Nelson had the energy to do another round of media interviews, and said: “I was so relieved that in the end, we have won the battle. Now we hope to win the war: for the authorities to agree that the 10-year route is inhuman, and abolish it or shorten it.”
The campaign continues
At GMIAU, we were utterly thrilled for Nelson and his family, and proud to have been part of this journey with them, with the right outcome for him at the end of it. What ultimately won the day – the legal challenge, the media scrutiny, the parliamentary intervention, or a combination of all three – we will never know.
But as Nelson said, the war isn’t over: because the Home Office settled the case, the court didn’t get to hear our argument against the policy and the ten year route itself. This is still something that needs to be taken forward. With Nelson and his family, we’re writing to Seema Malhotra, the Parliamentary Under-Secretary of State for Migration and Citizenship of the United Kingdom. We’re asking her to meet with us and to consider capping all routes to settlement at five years.

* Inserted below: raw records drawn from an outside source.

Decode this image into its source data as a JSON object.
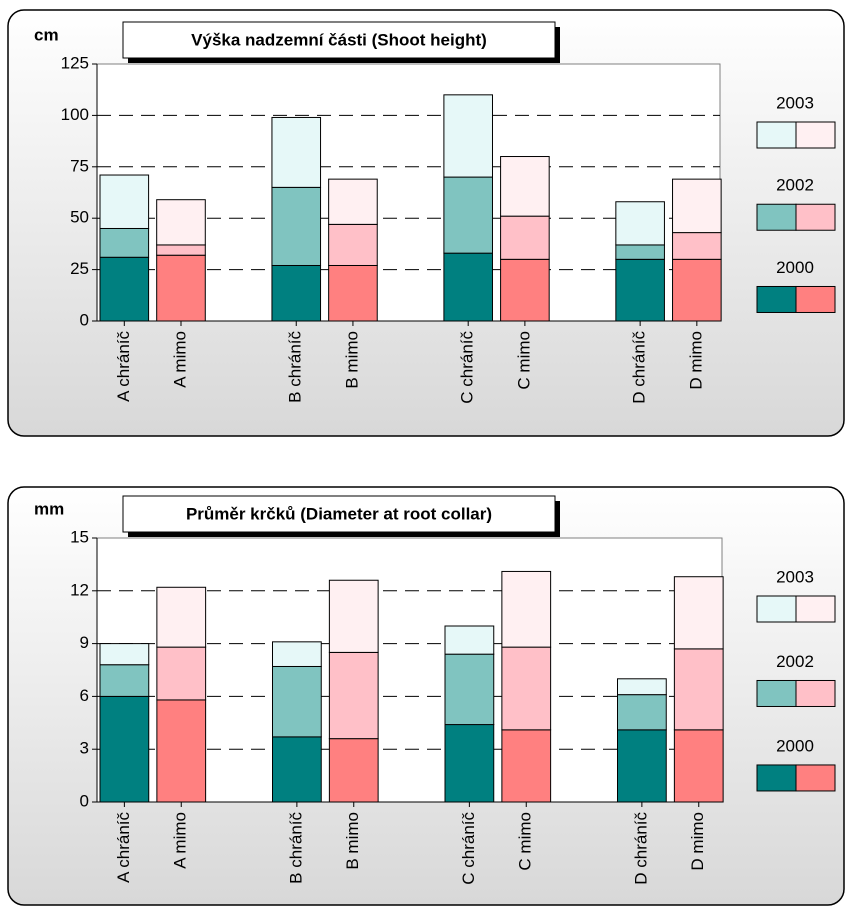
{
  "chart_data": [
    {
      "type": "bar",
      "stacked": true,
      "title": "Výška nadzemní části (Shoot height)",
      "y_label": "cm",
      "categories": [
        "A chráníč",
        "A mimo",
        "B chráníč",
        "B mimo",
        "C chráníč",
        "C mimo",
        "D chráníč",
        "D mimo"
      ],
      "series": [
        {
          "name": "2000",
          "colors": [
            "#008080",
            "#ff8080"
          ],
          "values": [
            31,
            32,
            27,
            27,
            33,
            30,
            30,
            30
          ]
        },
        {
          "name": "2002",
          "colors": [
            "#80c4c0",
            "#ffc0c8"
          ],
          "values": [
            14,
            5,
            38,
            20,
            37,
            21,
            7,
            13
          ]
        },
        {
          "name": "2003",
          "colors": [
            "#e6f8f8",
            "#fff0f2"
          ],
          "values": [
            26,
            22,
            34,
            22,
            40,
            29,
            21,
            26
          ]
        }
      ],
      "ylim": [
        0,
        125
      ],
      "yticks": [
        0,
        25,
        50,
        75,
        100,
        125
      ],
      "grid": true,
      "legend": "right"
    },
    {
      "type": "bar",
      "stacked": true,
      "title": "Průměr krčků (Diameter at root collar)",
      "y_label": "mm",
      "categories": [
        "A chráníč",
        "A mimo",
        "B chráníč",
        "B mimo",
        "C chráníč",
        "C mimo",
        "D chráníč",
        "D mimo"
      ],
      "series": [
        {
          "name": "2000",
          "colors": [
            "#008080",
            "#ff8080"
          ],
          "values": [
            6.0,
            5.8,
            3.7,
            3.6,
            4.4,
            4.1,
            4.1,
            4.1
          ]
        },
        {
          "name": "2002",
          "colors": [
            "#80c4c0",
            "#ffc0c8"
          ],
          "values": [
            1.8,
            3.0,
            4.0,
            4.9,
            4.0,
            4.7,
            2.0,
            4.6
          ]
        },
        {
          "name": "2003",
          "colors": [
            "#e6f8f8",
            "#fff0f2"
          ],
          "values": [
            1.2,
            3.4,
            1.4,
            4.1,
            1.6,
            4.3,
            0.9,
            4.1
          ]
        }
      ],
      "ylim": [
        0,
        15
      ],
      "yticks": [
        0,
        3,
        6,
        9,
        12,
        15
      ],
      "grid": true,
      "legend": "right"
    }
  ]
}
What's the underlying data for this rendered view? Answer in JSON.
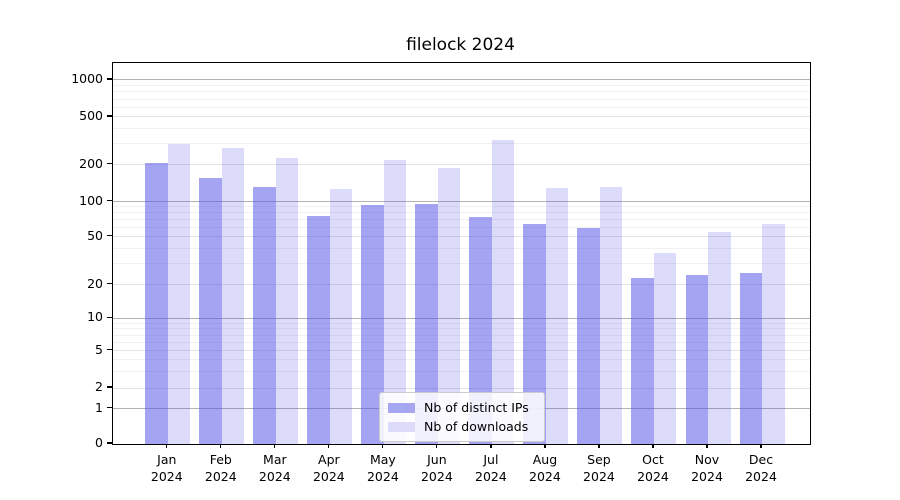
{
  "chart_data": {
    "type": "bar",
    "title": "filelock 2024",
    "categories": [
      "Jan",
      "Feb",
      "Mar",
      "Apr",
      "May",
      "Jun",
      "Jul",
      "Aug",
      "Sep",
      "Oct",
      "Nov",
      "Dec"
    ],
    "category_year": "2024",
    "series": [
      {
        "name": "Nb of distinct IPs",
        "color": "#a6a6f1",
        "bar_fill": "rgba(80,80,232,0.52)",
        "values": [
          205,
          156,
          132,
          75,
          94,
          96,
          74,
          64,
          60,
          23,
          24,
          25
        ]
      },
      {
        "name": "Nb of downloads",
        "color": "#dcdcfa",
        "bar_fill": "rgba(80,80,232,0.2)",
        "values": [
          300,
          277,
          229,
          126,
          219,
          189,
          320,
          129,
          132,
          37,
          55,
          65
        ]
      }
    ],
    "y_ticks": [
      0,
      1,
      2,
      5,
      10,
      20,
      50,
      100,
      200,
      500,
      1000
    ],
    "minor_gridlines": [
      3,
      4,
      6,
      7,
      8,
      9,
      30,
      40,
      60,
      70,
      80,
      90,
      300,
      400,
      600,
      700,
      800,
      900
    ],
    "scale": "asinh",
    "ylim": [
      0,
      1400
    ],
    "grid": true,
    "legend_position": "lower-center",
    "xlabel": "",
    "ylabel": ""
  },
  "colors": {
    "major_grid": "#b2b2b2",
    "labeled_grid": "#e3e3e3",
    "minor_grid": "#f1f1f1",
    "axis": "#000000"
  }
}
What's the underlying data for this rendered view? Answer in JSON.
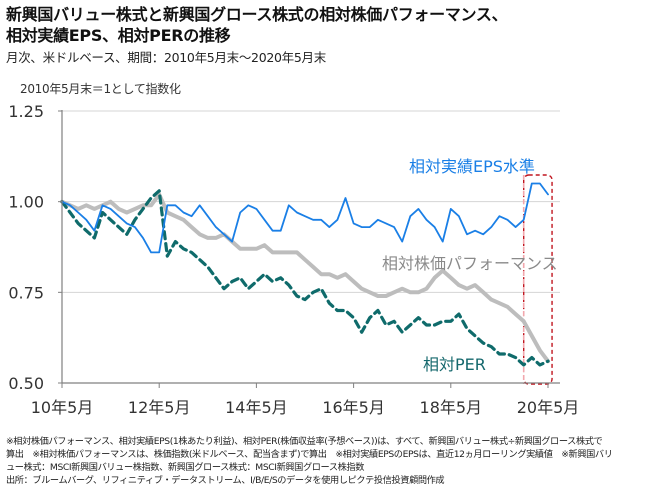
{
  "header": {
    "title_line1": "新興国バリュー株式と新興国グロース株式の相対株価パフォーマンス、",
    "title_line2": "相対実績EPS、相対PERの推移",
    "subtitle": "月次、米ドルベース、期間：2010年5月末～2020年5月末"
  },
  "chart_data": {
    "type": "line",
    "title": "新興国バリュー株式と新興国グロース株式の相対株価パフォーマンス、相対実績EPS、相対PERの推移",
    "note": "2010年5月末＝1として指数化",
    "xlabel": "",
    "ylabel": "",
    "ylim": [
      0.5,
      1.25
    ],
    "yticks": [
      "1.25",
      "1.00",
      "0.75",
      "0.50"
    ],
    "ytick_values": [
      1.25,
      1.0,
      0.75,
      0.5
    ],
    "xticks": [
      "10年5月",
      "12年5月",
      "14年5月",
      "16年5月",
      "18年5月",
      "20年5月"
    ],
    "xtick_months": [
      0,
      24,
      48,
      72,
      96,
      120
    ],
    "grid": "horizontal",
    "x_unit": "months since 2010-05 (2-month step)",
    "x": [
      0,
      2,
      4,
      6,
      8,
      10,
      12,
      14,
      16,
      18,
      20,
      22,
      24,
      26,
      28,
      30,
      32,
      34,
      36,
      38,
      40,
      42,
      44,
      46,
      48,
      50,
      52,
      54,
      56,
      58,
      60,
      62,
      64,
      66,
      68,
      70,
      72,
      74,
      76,
      78,
      80,
      82,
      84,
      86,
      88,
      90,
      92,
      94,
      96,
      98,
      100,
      102,
      104,
      106,
      108,
      110,
      112,
      114,
      116,
      118,
      120
    ],
    "series": [
      {
        "name": "相対実績EPS水準",
        "color": "#1a7fe6",
        "style": "solid",
        "values": [
          1.0,
          0.99,
          0.97,
          0.95,
          0.92,
          0.99,
          0.98,
          0.96,
          0.94,
          0.93,
          0.9,
          0.86,
          0.86,
          0.99,
          0.99,
          0.97,
          0.96,
          0.99,
          0.96,
          0.93,
          0.91,
          0.89,
          0.97,
          0.99,
          0.98,
          0.95,
          0.92,
          0.92,
          0.99,
          0.97,
          0.96,
          0.95,
          0.95,
          0.93,
          0.95,
          1.01,
          0.94,
          0.93,
          0.93,
          0.95,
          0.94,
          0.93,
          0.89,
          0.96,
          0.98,
          0.95,
          0.93,
          0.89,
          0.98,
          0.96,
          0.91,
          0.92,
          0.91,
          0.93,
          0.96,
          0.95,
          0.93,
          0.95,
          1.05,
          1.05,
          1.02
        ]
      },
      {
        "name": "相対株価パフォーマンス",
        "color": "#bdbdbd",
        "style": "solid-thick",
        "values": [
          1.0,
          0.99,
          0.98,
          0.99,
          0.98,
          0.99,
          1.0,
          0.98,
          0.97,
          0.98,
          0.99,
          0.99,
          1.02,
          0.97,
          0.96,
          0.95,
          0.93,
          0.91,
          0.9,
          0.9,
          0.91,
          0.89,
          0.87,
          0.87,
          0.87,
          0.88,
          0.86,
          0.86,
          0.86,
          0.86,
          0.84,
          0.82,
          0.8,
          0.8,
          0.79,
          0.8,
          0.78,
          0.76,
          0.75,
          0.74,
          0.74,
          0.75,
          0.76,
          0.75,
          0.75,
          0.76,
          0.79,
          0.81,
          0.79,
          0.77,
          0.76,
          0.77,
          0.75,
          0.73,
          0.72,
          0.71,
          0.69,
          0.67,
          0.63,
          0.59,
          0.56
        ]
      },
      {
        "name": "相対PER",
        "color": "#0f6b6b",
        "style": "dashed",
        "values": [
          1.0,
          0.97,
          0.94,
          0.92,
          0.9,
          0.97,
          0.95,
          0.93,
          0.91,
          0.95,
          0.98,
          1.01,
          1.03,
          0.85,
          0.89,
          0.87,
          0.86,
          0.84,
          0.82,
          0.79,
          0.76,
          0.78,
          0.79,
          0.76,
          0.78,
          0.8,
          0.78,
          0.79,
          0.77,
          0.74,
          0.73,
          0.75,
          0.76,
          0.72,
          0.7,
          0.7,
          0.68,
          0.64,
          0.68,
          0.7,
          0.66,
          0.67,
          0.64,
          0.66,
          0.68,
          0.66,
          0.66,
          0.67,
          0.67,
          0.69,
          0.65,
          0.63,
          0.61,
          0.6,
          0.58,
          0.58,
          0.57,
          0.55,
          0.57,
          0.55,
          0.56
        ]
      }
    ],
    "labels": {
      "eps": "相対実績EPS水準",
      "performance": "相対株価パフォーマンス",
      "per": "相対PER"
    },
    "highlight": {
      "description": "直近期間の強調枠",
      "from_month": 114,
      "to_month": 121,
      "color": "#c0151f"
    }
  },
  "footnotes": [
    "※相対株価パフォーマンス、相対実績EPS(1株あたり利益)、相対PER(株価収益率(予想ベース))は、すべて、新興国バリュー株式÷新興国グロース株式で",
    "算出　※相対株価パフォーマンスは、株価指数(米ドルベース、配当含まず)で算出　※相対実績EPSのEPSは、直近12ヵ月ローリング実績値　※新興国バリ",
    "ュー株式：MSCI新興国バリュー株指数、新興国グロース株式：MSCI新興国グロース株指数",
    "出所：ブルームバーグ、リフィニティブ・データストリーム、I/B/E/Sのデータを使用しピクテ投信投資顧問作成"
  ]
}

While there are other changes to the ten year route that are urgently needed, like scrapping visa fees and the No Recourse to Public Funds condition – shortening the route is our key ask, shared by other campaigning organisations. It would remove years of burden from people, and it would save resources for the Home Office, which faces severe delays in making decisions on fee waiver and leave to remain applications. It would mean that people like Nelson, already embedded in their communities, would not face that ten year “probationary period” of precarious status.
The policy work continues and there remains scope for others, like Nelson, to apply for indefinite leave to remain on a discretionary basis. The threshold is high, but as “A Punishing Process” and our casework shows, many people for many reasons find themselves with a set of exceptional circumstances and a viable argument to show that a probationary period of ten years is irrational.
The key question: why should someone whose life and future lies here in the UK need to endure ten years of precarious status and pay thousands of pounds before they can settle? still needs to be answered by the courts and ultimately by Parliament.
GMIAU would like to thank Rowena Moffatt of Doughty Street Chambers for all her support with the legal challenge.
This article was co-authored by Rivka Shaw. Rivka Shaw has been a Policy Officer at Greater Manchester Immigration Aid Unit since 2020. She works with people affected by immigration controls to research and document immigration injustice in the North West, and to advocate and campaign for change.